After I get done with teaching today, there's a lot going on around Harvard.
First, we will be having a reception to welcome our newly incoming Dean of the School of Engineering and Applied Sciences, Cherry Murray. I don't know much about her, unfortunately, but if anyone does and wants to send me e-mail with information, feel free. I admit, my major concern with a new Dean coming in is the question of how we're going to grow Computer Science -- and related fields, including Applied Math and Electrical Engineering -- at Harvard, particularly in the face of the financial crisis. I'd like to think it's clear we have the need, and I'd like to hear when we think we're going to have the means.
After that, this afternoon there will be a "town hall meeting" (as opposed to a faculty meeting) to discuss the dire financial situation at Harvard. Endowment funding is expected to drop by 8% next year, much more than originally expected.
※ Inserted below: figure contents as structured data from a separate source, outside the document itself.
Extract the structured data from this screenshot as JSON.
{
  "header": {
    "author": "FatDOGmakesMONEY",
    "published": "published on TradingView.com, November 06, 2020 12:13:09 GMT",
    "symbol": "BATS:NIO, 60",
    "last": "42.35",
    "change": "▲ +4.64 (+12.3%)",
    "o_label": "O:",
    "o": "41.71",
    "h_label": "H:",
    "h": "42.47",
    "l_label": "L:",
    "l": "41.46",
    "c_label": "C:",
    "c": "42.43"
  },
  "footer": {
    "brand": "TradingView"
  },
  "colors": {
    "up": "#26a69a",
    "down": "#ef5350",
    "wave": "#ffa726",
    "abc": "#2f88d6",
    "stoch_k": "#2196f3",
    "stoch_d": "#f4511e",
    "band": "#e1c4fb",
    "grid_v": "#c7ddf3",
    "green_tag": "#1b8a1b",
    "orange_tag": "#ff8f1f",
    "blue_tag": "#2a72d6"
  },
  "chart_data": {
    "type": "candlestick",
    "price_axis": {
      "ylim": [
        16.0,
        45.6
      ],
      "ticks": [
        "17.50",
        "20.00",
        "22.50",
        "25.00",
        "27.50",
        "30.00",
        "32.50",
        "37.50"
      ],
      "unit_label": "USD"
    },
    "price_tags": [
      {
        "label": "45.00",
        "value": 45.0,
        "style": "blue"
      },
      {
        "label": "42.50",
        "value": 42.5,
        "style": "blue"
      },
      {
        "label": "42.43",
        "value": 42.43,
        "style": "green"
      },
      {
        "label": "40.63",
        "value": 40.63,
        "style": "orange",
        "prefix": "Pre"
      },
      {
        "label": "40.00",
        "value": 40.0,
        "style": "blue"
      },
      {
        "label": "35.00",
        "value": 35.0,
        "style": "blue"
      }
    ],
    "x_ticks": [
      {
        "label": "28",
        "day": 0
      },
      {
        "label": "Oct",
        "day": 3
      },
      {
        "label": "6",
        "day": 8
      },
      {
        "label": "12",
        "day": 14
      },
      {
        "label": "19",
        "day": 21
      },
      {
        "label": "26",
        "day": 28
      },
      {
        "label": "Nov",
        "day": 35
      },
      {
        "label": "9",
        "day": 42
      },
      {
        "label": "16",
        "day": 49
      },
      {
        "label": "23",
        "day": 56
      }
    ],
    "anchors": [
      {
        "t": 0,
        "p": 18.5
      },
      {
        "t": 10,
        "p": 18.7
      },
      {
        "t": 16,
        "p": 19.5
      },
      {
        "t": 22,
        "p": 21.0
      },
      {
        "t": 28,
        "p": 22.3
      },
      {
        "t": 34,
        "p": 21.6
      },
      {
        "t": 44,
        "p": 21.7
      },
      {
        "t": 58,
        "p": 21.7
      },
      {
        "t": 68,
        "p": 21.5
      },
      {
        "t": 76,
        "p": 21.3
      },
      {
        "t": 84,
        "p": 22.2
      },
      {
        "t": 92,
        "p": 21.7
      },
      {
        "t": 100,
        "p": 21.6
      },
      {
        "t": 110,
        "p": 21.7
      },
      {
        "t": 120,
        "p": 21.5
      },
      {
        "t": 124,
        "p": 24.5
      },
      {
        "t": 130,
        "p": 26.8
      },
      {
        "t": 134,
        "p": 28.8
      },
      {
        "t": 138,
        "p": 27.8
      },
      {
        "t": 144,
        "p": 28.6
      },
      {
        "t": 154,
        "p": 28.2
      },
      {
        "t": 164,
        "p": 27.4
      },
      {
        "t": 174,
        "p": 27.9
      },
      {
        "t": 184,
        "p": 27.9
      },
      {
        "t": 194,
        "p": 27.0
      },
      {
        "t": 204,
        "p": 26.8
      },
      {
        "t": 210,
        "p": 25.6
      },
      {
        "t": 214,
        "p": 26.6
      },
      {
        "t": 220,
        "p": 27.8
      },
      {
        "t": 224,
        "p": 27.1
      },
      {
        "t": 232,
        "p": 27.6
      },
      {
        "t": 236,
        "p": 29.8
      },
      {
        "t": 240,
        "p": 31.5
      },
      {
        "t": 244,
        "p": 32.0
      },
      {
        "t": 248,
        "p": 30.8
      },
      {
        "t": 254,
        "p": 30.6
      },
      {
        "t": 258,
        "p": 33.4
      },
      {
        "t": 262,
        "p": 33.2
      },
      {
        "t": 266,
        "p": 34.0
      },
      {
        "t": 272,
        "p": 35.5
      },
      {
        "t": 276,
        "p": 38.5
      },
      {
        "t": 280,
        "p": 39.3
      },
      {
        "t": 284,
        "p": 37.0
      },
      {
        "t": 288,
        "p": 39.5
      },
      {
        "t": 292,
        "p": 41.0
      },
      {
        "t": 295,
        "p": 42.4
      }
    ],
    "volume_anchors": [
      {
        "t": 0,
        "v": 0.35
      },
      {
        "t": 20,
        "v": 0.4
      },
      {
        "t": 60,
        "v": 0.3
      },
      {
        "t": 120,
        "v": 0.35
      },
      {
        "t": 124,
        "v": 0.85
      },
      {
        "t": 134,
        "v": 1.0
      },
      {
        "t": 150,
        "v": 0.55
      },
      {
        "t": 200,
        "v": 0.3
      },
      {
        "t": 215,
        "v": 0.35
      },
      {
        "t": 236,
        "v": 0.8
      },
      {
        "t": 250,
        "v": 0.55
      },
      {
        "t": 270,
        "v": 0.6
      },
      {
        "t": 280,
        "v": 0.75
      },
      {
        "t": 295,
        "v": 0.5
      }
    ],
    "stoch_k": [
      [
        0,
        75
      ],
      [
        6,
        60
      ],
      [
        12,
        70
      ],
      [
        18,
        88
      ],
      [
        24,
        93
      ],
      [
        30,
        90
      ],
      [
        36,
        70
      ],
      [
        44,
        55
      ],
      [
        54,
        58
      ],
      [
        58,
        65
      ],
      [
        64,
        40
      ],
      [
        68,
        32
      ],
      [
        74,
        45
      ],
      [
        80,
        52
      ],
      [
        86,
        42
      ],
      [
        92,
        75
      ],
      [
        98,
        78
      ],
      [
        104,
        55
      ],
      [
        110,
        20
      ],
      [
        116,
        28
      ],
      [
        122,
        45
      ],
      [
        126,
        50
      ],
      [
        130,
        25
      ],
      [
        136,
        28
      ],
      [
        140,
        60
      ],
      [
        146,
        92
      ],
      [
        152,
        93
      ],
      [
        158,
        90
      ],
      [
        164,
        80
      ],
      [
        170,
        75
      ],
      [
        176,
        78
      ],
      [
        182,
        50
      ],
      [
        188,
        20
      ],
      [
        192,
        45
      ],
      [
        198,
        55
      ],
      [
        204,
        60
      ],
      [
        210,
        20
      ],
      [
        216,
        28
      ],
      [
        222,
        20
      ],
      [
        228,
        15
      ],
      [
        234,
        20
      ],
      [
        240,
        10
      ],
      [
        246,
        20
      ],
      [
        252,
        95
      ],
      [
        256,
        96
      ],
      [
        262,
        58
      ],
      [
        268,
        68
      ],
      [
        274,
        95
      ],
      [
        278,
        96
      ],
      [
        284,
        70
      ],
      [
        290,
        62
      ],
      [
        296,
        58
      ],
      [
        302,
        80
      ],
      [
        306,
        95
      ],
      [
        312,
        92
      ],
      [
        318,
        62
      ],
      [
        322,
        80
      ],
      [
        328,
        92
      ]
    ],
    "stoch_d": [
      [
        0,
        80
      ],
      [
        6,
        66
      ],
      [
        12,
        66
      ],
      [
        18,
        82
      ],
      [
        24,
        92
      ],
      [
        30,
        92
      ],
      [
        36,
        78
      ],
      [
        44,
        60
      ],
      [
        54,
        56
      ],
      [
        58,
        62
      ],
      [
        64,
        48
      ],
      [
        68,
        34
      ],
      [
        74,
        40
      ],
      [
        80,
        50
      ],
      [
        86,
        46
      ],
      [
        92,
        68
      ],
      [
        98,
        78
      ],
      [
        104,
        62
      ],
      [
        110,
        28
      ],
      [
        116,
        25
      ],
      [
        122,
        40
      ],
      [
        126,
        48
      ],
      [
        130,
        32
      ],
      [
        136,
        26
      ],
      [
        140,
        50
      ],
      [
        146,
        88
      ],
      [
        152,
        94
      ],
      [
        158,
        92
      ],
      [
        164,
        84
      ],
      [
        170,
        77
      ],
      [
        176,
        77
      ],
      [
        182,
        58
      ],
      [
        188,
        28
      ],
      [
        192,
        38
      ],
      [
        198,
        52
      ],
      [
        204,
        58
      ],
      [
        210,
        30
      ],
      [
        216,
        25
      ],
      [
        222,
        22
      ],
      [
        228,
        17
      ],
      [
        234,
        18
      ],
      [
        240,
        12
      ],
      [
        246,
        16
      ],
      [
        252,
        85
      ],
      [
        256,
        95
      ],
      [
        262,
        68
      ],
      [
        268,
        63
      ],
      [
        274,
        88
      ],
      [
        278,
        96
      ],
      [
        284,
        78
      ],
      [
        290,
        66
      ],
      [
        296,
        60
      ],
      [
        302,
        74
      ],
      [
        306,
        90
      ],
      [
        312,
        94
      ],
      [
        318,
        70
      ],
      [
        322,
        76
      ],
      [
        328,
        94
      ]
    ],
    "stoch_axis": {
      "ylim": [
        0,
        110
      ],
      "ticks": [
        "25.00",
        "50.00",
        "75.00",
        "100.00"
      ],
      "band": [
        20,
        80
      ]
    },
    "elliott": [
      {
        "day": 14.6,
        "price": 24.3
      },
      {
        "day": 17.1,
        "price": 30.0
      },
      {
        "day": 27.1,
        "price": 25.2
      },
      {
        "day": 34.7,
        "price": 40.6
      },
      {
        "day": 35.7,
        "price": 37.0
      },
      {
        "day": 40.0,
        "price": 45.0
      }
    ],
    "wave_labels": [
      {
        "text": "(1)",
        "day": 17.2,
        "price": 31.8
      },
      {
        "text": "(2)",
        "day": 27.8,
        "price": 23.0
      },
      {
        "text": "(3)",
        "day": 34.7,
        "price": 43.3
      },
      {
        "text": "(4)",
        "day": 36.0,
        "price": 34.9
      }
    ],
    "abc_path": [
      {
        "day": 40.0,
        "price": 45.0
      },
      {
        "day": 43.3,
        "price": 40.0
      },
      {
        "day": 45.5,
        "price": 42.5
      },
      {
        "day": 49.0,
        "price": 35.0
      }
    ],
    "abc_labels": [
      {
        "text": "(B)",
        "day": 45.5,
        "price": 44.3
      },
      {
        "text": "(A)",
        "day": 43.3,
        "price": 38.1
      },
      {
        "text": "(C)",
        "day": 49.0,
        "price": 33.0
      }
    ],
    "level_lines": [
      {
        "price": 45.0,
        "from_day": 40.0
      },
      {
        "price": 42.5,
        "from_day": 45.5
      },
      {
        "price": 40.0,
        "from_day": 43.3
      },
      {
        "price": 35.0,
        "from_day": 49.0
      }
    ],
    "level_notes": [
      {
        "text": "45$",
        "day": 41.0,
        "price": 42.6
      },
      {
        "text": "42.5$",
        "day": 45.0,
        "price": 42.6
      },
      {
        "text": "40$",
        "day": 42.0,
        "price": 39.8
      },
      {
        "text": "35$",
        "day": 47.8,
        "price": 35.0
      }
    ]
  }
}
Staff layoffs are looking imminent -- perhaps some will be announced at this meeting. In short, the budget situation is grim. As an example that's both in some sense absurd and appropriate, next year for our regular Computer Science faculty lunch meeting, we'll have to brown bag it. As a perhaps more compelling example, the Teaching Assistant to student average ratio is going to have to go up substantially next year in computer science. (We've had an embarassingly luxurious TA-to-student ratio, so I believe that this change will only take us to something that most would consider normal, but it will still be a change for us.) The problem at a university is that so many costs are essentially fixed -- primarily staff costs -- that there's very little in the class of optional things that can be cut substantially. Until the economy turns around, I expect more grim news -- at town hall meetings or otherwise -- ahead.